Disaggregated ocean submodel (April 2026 release) tracks surface and deep ocean heat and carbon uptake, including alkalinity effects on CO2 solubility. Sea level rise combines thermal expansion plus ice melt contributions. Ocean acidification follows from dissolved CO2 and carbonate chemistry.

13. Damage to GDP

Climate damages to economic growth are computed via a damage function applied to GDP per capita growth. Functional forms from Burke et al. (2018, 2015), Dietz & Stern (2015), and Howard & Sterner (2017) are selectable in Assumptions. Damages feed back to energy demand, partially self-limiting emissions.

14. Other Impacts

Non-economic impacts: deaths from extreme heat, outdoor labor loss, malaria/dengue exposure, crop yield/nutrient decrease, sea level rise exposure, ocean acidification, ice-free Arctic probability, species extinction risk, climate range loss, drought/wildfire/arid land. Each is parameterized from peer-reviewed studies.
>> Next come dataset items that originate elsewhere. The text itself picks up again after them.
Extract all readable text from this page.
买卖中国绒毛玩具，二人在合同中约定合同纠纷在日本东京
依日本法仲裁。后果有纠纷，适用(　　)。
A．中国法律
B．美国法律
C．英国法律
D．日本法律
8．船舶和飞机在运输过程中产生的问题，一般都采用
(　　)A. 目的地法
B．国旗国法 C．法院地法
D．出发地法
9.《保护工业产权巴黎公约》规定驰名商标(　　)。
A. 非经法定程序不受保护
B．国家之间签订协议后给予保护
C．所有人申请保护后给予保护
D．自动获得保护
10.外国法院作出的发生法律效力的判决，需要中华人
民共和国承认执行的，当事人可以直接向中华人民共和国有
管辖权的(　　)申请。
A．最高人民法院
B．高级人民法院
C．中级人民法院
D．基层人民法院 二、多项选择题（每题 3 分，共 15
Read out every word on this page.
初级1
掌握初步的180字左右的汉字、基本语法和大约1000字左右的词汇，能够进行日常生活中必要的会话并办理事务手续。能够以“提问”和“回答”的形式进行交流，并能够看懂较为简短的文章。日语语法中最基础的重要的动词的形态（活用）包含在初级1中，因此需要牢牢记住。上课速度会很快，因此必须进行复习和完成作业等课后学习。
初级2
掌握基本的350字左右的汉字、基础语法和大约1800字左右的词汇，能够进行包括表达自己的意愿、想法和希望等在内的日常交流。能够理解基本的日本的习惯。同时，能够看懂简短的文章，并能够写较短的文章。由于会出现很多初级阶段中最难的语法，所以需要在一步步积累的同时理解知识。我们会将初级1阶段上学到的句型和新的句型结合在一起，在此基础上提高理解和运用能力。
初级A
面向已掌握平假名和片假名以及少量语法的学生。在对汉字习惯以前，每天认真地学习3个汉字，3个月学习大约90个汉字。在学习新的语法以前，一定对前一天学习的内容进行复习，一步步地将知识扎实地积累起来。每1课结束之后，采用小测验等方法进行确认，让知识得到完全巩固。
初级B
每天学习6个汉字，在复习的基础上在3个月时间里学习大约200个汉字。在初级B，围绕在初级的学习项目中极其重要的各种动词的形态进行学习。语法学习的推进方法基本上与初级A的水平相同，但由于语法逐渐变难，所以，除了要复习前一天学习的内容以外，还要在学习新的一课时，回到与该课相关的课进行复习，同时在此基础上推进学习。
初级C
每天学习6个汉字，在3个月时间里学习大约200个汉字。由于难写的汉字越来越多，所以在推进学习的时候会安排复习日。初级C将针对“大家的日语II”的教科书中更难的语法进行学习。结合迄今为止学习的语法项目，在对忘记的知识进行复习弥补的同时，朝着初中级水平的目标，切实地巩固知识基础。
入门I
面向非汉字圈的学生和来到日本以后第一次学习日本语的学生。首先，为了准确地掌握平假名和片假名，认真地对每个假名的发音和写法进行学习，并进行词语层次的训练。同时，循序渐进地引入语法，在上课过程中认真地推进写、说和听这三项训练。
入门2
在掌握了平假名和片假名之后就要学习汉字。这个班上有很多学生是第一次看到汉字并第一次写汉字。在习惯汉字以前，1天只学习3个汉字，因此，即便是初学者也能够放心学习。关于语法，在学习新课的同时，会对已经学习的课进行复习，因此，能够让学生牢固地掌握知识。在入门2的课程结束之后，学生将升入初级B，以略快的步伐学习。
15. Model Comparison — History and Future

En-ROADS results are benchmarked against historical observations (HadCRUT5, GISTEMP, NOAA RF, IEA, Global Carbon Budget, PRIMAP, UNEP) and against the IPCC SSP/RCP scenarios produced by IAMs (GCAM, MESSAGE-GLOBIOM, REMIND-MAgPIE, IMAGE, AIM/CGE, WITCH-GLOBIOM).

16. Initialization, Calibration, Model Testing

Initialization uses 1990 stocks. Calibration iteratively adjusts parameters to fit historical data and AR6 / IAM scenarios. Testing includes sensitivity sweeps, extreme-condition tests, and replication of well-known dynamics (e.g., bathtub stock-flow behavior).

References

The Technical Reference cites hundreds of peer-reviewed sources spanning IPCC AR5/AR6, IEA WEO, NOAA, GCB, and the Stanford Energy Modeling Forum. See the source PDF (pp. 110-131) for the full bibliography.